Sunday, 14 March 2010
Bumbling around at St Bees and Bowderstone.
This weekend, shortly after arriving back in Glasgow (more in this later), I whisked myself off to the latest round of banter and buggery that masquerades as the Official Lads Bouldering Weekend (aka "What Happens In The Bunkhouse Stays In The Bunkhouse (especially the stains)"). Standards and my 100% attendance record needed to be maintained. St Bees was the main destination and a break from shitty schist sit-starts was somewhat appealing.
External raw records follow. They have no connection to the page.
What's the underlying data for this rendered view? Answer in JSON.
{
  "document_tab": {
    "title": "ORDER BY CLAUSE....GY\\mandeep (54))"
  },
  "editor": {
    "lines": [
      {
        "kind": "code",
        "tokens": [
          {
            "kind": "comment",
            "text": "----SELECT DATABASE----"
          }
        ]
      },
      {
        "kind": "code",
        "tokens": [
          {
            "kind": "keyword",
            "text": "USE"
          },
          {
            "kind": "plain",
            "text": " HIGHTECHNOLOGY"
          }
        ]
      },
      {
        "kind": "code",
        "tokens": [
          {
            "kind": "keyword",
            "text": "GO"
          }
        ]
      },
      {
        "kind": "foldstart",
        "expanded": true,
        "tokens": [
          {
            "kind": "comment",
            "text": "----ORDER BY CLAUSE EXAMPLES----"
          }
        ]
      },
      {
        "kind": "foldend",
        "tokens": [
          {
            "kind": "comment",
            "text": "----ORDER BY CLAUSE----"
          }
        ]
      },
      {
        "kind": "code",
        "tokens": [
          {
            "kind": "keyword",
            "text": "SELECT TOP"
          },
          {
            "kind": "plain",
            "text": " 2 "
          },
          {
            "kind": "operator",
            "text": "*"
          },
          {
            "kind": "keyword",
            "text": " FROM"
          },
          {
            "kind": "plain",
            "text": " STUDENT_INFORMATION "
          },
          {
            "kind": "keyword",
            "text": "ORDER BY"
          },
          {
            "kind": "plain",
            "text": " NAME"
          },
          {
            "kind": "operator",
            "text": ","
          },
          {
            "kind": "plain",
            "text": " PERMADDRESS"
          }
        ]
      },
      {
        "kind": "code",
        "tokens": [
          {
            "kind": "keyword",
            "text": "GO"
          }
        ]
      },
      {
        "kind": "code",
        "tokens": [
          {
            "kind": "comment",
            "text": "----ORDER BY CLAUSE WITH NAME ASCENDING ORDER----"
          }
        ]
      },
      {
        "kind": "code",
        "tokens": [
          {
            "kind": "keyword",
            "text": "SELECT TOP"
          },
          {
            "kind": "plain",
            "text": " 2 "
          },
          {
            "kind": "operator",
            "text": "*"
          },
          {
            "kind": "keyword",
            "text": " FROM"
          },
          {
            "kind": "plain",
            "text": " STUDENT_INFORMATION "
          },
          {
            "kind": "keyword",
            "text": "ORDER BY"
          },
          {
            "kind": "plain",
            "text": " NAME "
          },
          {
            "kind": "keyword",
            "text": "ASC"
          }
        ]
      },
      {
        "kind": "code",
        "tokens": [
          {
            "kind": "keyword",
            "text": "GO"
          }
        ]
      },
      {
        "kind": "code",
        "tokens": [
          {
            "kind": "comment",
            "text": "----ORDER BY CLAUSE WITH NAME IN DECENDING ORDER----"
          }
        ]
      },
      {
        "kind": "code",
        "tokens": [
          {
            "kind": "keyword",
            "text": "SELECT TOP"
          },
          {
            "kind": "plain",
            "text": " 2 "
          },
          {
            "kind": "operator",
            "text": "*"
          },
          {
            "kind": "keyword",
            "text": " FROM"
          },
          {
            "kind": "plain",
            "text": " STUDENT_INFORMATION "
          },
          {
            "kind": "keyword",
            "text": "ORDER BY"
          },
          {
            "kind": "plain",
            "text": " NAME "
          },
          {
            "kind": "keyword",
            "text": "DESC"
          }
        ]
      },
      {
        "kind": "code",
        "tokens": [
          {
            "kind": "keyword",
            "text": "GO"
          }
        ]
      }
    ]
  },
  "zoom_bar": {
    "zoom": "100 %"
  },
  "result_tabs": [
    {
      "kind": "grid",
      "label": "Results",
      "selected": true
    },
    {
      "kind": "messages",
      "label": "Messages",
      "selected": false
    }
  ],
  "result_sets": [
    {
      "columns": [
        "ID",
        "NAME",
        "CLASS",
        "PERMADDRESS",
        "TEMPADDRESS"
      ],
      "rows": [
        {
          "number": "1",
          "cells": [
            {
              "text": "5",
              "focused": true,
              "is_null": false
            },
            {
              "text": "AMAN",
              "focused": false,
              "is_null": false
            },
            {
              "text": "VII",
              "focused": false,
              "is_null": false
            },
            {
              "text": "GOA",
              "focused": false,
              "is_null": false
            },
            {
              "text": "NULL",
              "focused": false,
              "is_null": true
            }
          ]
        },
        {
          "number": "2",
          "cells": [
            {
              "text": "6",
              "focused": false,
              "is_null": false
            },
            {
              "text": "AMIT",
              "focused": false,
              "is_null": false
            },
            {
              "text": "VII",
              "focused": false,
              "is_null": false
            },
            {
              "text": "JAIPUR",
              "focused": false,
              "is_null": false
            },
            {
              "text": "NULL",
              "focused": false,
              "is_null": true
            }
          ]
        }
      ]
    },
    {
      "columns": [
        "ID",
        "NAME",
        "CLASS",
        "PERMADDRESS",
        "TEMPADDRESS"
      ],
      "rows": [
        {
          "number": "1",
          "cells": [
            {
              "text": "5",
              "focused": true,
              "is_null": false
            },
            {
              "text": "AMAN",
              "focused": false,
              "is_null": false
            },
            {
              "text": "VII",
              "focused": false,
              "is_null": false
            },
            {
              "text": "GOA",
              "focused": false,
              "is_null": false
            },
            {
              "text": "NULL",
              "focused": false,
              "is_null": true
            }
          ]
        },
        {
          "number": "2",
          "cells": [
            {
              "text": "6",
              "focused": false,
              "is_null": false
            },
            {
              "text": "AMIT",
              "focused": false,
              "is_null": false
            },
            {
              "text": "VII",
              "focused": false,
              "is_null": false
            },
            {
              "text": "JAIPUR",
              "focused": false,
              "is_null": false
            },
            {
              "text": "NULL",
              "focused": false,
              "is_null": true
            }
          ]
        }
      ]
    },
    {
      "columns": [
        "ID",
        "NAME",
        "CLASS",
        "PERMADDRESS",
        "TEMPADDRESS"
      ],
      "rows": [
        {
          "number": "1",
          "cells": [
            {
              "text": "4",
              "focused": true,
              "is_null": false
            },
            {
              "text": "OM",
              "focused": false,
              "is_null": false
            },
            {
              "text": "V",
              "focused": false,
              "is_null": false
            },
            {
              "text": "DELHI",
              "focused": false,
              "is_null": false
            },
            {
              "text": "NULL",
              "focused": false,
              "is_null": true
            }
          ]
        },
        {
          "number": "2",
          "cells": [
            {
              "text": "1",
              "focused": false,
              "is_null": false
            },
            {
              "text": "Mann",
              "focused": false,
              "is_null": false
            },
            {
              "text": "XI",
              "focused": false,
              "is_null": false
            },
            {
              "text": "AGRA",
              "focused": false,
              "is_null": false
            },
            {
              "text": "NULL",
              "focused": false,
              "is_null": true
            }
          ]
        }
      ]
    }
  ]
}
I'd never bouldered at St Bees before, only done sport routes (which are pretty cool), and the Lads decided to head for St Bees South on the Sunday. The seemingly endless gruelling boulder bash (alternating V0- mantles with two pads on your back, and skating across lethally slippery rock-slime) to reach it means we'd be unlikely to head for it again, but once at the area it was all rather fun. Nice lines, nice rock, nice colours. I did some nice problems, including this easy but sweet one:
Notice that I'm trying out some new styles (more on this later). I reckon the no-t-shirt + sleeveless fleece + ned tracksuit bottoms could be a winning look. Or maybe not.
The chalk-crusted Clam Chowderstone was a considerably less aesthetic experience, it's much renowned main face combining the worst of Dumbarton's ugly brutality with an almost limestone-esque linelessness. Good training but not quite the experience of carefree bouldering joy. A few hardy souls braved it en-route back to the M6 - including myself, spending most of my time struggling to move on the easiest warm-up on the main face. Eventually I sulked my way around to the more enticing side-wall, flashed the Crack Direct (apparently harder than the main face warm-up), felt chuffed, and called it a day - a day that took a lot of driving, but a fun day.
Next: Routes. It's mid-March, warm enough to get the gut out at St Bees, light until after 6, definitely time to get routing properly.